His father seemed to hesitate a moment, looking timidly around upon the strangers. Then he slowly sank on his knees beside the chair, one hand resting on Dorothy's golden curls; and in a moment the Presence seemed about us. It was a wonderful prayer, and came as if out-breathed beneath the very shadow of the Cross.
Our guests took their leave in silence. After the children were tucked away I waited long up-stairs for Gordon; but I fell asleep at last, the sound of earnest voices still floating upward from the study. I knew it was a collision of the old school and the new—and I prayed on the father's side.
XXI
"LOVE'S OLD SWEET SONG"
There could be but one end to this. Whether Gordon was right or wrong, he was not at one with the standards of his church. I really believe, although I shrink from saying it, that his idea of saving men came more and more to be confused with the process of simply helping them. This sprang partly, of course, from his nobility of nature, from his large and loving heart—but it was wrong. Gordon, I think, believed in relieving men, then reforming them, both of which were to spell regeneration. And then, besides, he seemed to have adopted some theory about law, and the laws of nature—he knew more about evolution than any other man since Darwin—that had turned the once sweet luxury of prayer, real prayer, into nothing more than a sort of religious exercise. I don't believe he thought prayers that actually asked for things were of any use at all.
I suppose, too, although I never could find out much about this, that Gordon didn't just regard the Scriptures in the same way his brother ministers did; yet I knew he reverenced the Bible and simply lived among its teachings.
But there could, as I have said, be only one end to all of this—so far, I mean, as Gordon's relation to St. Andrew's was concerned. I felt from the beginning that it would be but a matter of time till he must forsake the pulpit he loved so well. There were two influences that contributed powerfully to this: the one was Gordon's honour—the other, Gordon's father. My husband had a fastidious conscience—and a faithful sire.
Grandfather had been with us long—I cannot say exactly how long—before matters actually came to a crisis. But I think he felt from the beginning, with the keen instinct of his kind, that Gordon's official ministry was at an end. One night, sitting in an adjoining room, I overheard the most of a long conversation between the father and the son. The burden of it did not greatly surprise me; grandfather had given me his mind on the matter before, or implied it anyhow, and more than once. But I knew that night that the crisis was at hand.

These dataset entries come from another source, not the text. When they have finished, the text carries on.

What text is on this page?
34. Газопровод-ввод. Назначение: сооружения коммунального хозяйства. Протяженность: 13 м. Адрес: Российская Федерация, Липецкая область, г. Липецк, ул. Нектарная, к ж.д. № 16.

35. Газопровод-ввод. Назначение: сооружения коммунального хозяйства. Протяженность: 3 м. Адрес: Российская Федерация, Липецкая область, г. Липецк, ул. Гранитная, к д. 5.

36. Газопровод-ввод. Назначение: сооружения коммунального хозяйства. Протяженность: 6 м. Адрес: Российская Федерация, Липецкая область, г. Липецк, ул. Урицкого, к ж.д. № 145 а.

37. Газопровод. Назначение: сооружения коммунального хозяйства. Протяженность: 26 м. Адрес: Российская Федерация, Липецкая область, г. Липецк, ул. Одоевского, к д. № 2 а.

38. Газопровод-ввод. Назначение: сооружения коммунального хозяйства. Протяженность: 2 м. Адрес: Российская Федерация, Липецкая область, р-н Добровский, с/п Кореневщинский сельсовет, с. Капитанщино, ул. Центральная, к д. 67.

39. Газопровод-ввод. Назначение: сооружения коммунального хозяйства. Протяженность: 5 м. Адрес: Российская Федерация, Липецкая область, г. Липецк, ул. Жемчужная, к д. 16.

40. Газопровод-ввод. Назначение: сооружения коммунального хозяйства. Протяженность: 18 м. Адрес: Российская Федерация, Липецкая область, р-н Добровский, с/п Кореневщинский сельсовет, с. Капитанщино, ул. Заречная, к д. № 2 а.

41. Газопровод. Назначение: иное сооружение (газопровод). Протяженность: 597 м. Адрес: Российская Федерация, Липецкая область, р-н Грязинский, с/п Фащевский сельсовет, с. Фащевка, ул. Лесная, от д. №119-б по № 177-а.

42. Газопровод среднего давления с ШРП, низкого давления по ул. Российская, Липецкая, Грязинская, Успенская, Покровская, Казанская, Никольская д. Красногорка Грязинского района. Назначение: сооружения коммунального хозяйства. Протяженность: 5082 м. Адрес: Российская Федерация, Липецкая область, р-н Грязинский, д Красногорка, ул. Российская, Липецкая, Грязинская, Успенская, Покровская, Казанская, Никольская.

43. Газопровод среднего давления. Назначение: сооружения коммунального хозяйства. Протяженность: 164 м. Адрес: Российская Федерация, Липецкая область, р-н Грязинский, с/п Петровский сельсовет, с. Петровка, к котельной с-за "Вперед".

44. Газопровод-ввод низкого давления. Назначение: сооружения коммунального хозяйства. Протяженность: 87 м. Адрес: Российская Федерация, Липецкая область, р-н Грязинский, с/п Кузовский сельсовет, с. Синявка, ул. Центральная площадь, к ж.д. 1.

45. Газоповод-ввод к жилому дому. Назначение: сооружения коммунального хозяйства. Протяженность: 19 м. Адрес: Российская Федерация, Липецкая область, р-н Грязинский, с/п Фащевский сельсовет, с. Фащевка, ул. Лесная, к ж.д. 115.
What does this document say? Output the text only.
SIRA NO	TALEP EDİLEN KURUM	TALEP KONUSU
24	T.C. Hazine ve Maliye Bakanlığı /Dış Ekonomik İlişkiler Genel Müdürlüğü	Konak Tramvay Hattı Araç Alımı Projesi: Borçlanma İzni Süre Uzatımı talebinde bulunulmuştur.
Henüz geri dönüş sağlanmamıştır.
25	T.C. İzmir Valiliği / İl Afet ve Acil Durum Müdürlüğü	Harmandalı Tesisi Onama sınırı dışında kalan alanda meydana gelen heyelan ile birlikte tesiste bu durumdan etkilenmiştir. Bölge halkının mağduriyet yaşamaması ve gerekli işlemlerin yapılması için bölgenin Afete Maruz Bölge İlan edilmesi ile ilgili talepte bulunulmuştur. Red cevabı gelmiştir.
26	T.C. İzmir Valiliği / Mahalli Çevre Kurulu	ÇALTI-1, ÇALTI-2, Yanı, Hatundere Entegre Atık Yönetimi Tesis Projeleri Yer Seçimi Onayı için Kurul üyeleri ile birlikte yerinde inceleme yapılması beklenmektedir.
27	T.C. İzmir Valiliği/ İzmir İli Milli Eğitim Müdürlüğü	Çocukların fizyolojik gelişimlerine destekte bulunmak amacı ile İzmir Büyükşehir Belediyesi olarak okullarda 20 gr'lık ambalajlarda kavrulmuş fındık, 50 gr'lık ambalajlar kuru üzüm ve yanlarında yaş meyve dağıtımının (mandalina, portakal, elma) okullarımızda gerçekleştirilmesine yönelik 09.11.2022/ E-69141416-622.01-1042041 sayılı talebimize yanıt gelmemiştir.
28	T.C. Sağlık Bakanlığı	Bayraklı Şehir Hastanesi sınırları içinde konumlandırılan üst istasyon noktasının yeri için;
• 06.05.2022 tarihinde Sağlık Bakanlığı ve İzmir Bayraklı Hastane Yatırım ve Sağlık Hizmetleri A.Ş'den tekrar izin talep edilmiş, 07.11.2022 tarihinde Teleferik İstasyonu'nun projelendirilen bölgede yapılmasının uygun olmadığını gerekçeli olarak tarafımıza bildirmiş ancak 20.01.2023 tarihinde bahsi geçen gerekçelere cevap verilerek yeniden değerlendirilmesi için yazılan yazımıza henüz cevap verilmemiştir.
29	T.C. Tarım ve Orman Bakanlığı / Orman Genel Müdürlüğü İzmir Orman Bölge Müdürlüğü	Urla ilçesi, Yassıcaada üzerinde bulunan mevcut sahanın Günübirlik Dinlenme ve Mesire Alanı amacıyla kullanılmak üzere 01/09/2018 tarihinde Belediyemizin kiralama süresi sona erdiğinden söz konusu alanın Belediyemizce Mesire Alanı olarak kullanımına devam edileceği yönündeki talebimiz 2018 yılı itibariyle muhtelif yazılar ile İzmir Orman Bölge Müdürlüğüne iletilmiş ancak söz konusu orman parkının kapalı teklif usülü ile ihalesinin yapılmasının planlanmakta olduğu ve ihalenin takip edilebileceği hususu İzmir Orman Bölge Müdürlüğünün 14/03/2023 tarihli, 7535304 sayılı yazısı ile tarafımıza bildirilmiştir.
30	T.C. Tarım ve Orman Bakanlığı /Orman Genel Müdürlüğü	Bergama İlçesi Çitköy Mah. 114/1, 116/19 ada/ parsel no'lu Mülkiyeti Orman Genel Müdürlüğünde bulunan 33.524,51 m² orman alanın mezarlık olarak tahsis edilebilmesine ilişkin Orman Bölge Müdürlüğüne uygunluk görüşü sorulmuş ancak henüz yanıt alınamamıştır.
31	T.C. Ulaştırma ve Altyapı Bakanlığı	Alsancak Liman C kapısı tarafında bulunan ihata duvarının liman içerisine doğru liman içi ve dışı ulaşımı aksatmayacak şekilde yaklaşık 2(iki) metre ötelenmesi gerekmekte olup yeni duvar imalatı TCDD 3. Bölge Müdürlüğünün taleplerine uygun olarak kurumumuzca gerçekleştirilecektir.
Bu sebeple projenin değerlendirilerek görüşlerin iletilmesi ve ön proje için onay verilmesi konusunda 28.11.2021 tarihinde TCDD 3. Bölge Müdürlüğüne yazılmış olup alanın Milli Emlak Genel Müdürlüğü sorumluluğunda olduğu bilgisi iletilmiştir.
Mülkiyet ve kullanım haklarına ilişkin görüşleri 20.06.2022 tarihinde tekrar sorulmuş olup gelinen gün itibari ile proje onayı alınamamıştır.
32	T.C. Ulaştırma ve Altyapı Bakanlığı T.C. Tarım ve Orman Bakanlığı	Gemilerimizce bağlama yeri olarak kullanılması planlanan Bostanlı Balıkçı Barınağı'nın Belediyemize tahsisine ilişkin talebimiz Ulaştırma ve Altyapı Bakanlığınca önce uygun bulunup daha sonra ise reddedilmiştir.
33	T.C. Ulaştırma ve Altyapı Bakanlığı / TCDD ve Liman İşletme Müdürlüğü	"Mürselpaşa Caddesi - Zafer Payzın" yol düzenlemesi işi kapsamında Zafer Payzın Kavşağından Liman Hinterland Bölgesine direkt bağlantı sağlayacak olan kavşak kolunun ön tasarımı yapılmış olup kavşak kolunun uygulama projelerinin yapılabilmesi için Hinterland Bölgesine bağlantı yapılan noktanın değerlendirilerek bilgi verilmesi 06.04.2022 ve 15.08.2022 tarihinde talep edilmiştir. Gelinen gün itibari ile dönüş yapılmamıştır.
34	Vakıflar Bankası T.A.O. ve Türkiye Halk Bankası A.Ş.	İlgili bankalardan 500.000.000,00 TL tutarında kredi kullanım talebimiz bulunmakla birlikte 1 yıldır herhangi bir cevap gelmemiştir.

"Ye canna' dae onythin' else," the old man repeated once or twice; "when a minister gi'es up the fundamentals, it's no' richt for him to keep his kirk. A preacher wi'oot a gospel!—he's a sair objec'," the Scotch voice concluded pitifully.
I could catch the tone of almost bitter remonstrance in Gordon's answer. "Without a gospel, father!" he cried reproachfully; "surely you don't accuse me of that—surely you're going too far."